What is behind Korea’s Blueberry Boom?

If you mention the trendy term “super fruit” in Korea, it is more than likely that “blueberry” will be the first word that pops up. Blueberries have become incredibly popular in South Korea for their health benefits in a very short time and can be considered a success story for blueberry suppliers, which are dominated by the US, Canada and Chile.

Blueberries began their growth only about 4 years ago, and they are still considered to be a fairly new product in the Korean fruit market. This so-called “blueberry boom” started in 2009 when a TV show featured the health benefit of blueberries, with emphasis on the positive effect of blueberries on vision. This TV show drew great attention from the public, and within a year, blueberry imports had increased over 6-fold. The blueberry demand has continued to grow and by 2012, imported frozen blueberries to South Korea were 10 times the volume they were in 2009.

While supermarkets are still the main channel for frozen blueberry distribution, TV shopping channels are, surprisingly, a major distribution channel for this trendy berry.  Unlike other Asian countries where TV shopping is considered monotonous and dull programming, in Korea, TV shopping channel viewership has been growing among all age groups, primarily because of the channels’ flamboyant and entertaining presentations of products.

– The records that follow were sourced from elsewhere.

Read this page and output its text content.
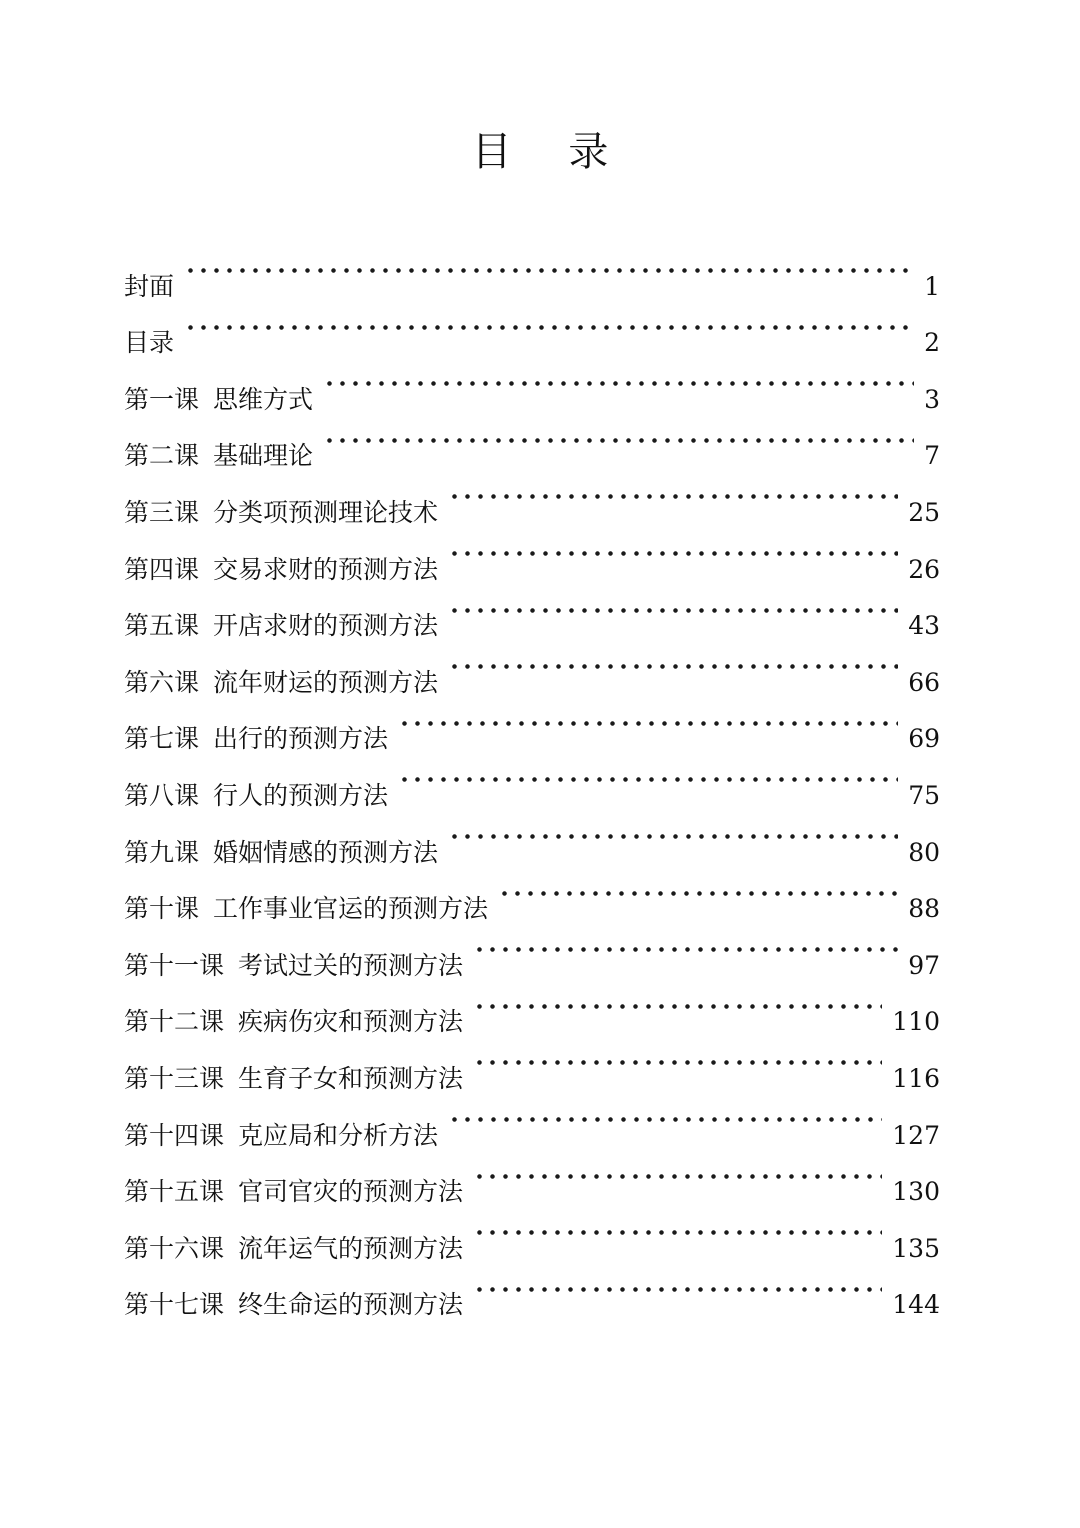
目 录
封面	1
目录	2
第一课 思维方式	3
第二课 基础理论	7
第三课 分类项预测理论技术	25
第四课 交易求财的预测方法	26
第五课 开店求财的预测方法	43
第六课 流年财运的预测方法	66
第七课 出行的预测方法	69
第八课 行人的预测方法	75
第九课 婚姻情感的预测方法	80
第十课 工作事业官运的预测方法	88
第十一课 考试过关的预测方法	97
第十二课 疾病伤灾和预测方法	110
第十三课 生育子女和预测方法	116
第十四课 克应局和分析方法	127
第十五课 官司官灾的预测方法	130
第十六课 流年运气的预测方法	135
第十七课 终生命运的预测方法	144
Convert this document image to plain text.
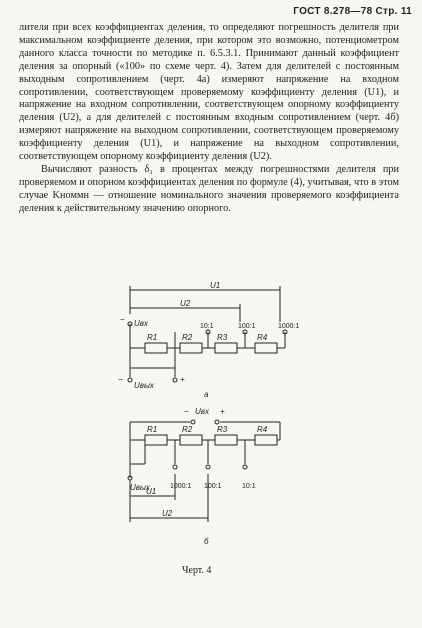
ГОСТ 8.278—78 Стр. 11

лителя при всех коэффициентах деления, то определяют погрешность делителя при максимальном коэффициенте деления, при котором это возможно, потенциометром данного класса точности по методике п. 6.5.3.1. Принимают данный коэффициент деления за опорный («100» по схеме черт. 4). Затем для делителей с постоянным выходным сопротивлением (черт. 4а) измеряют напряжение на входном сопротивлении, соответствующем проверяемому коэффициенту деления (U1), и напряжение на входном сопротивлении, соответствующем опорному коэффициенту деления (U2), а для делителей с постоянным входным сопротивлением (черт. 4б) измеряют напряжение на выходном сопротивлении, соответствующем проверяемому коэффициенту деления (U1), и напряжение на выходном сопротивлении, соответствующем опорному коэффициенту деления (U2).

Вычисляют разность δ₁ в процентах между погрешностями делителя при проверяемом и опорном коэффициентах деления по формуле (4), учитывая, что в этом случае Kноммн — отношение номинального значения проверяемого коэффициента деления к действительному значению опорного.

U1
U2
− Uвх	10:1	100:1	1000:1
R1	R2	R3	R4
−
Uвых
+
а
− Uвх +
R1	R2	R3	R4
Uвых	1000:1 100:1	10:1
U1
U2
б
Черт. 4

As Promar learned in discussions with the Korean shopping channels, they have been able to enjoy strong sales of frozen blueberries by emphasizing the blueberries’ benefits for vision and their anti-aging effect due to the high level of antioxidant. Koreans, known for their healthy fermented “kimchi” pickles and ginseng, have always known to be health conscious, and for this reason, blueberries sales are forecast to continue its growth as more consumers become aware of the health benefits and continue to want blueberries for their smoothies and yogurts.

However booms come and go and it will be interesting to see where blueberries stand in the Korean market after another 4 years. Can they further extend their share, finding popular uses outside of smoothies and yogurt? Or will they be replaced by another health product boom?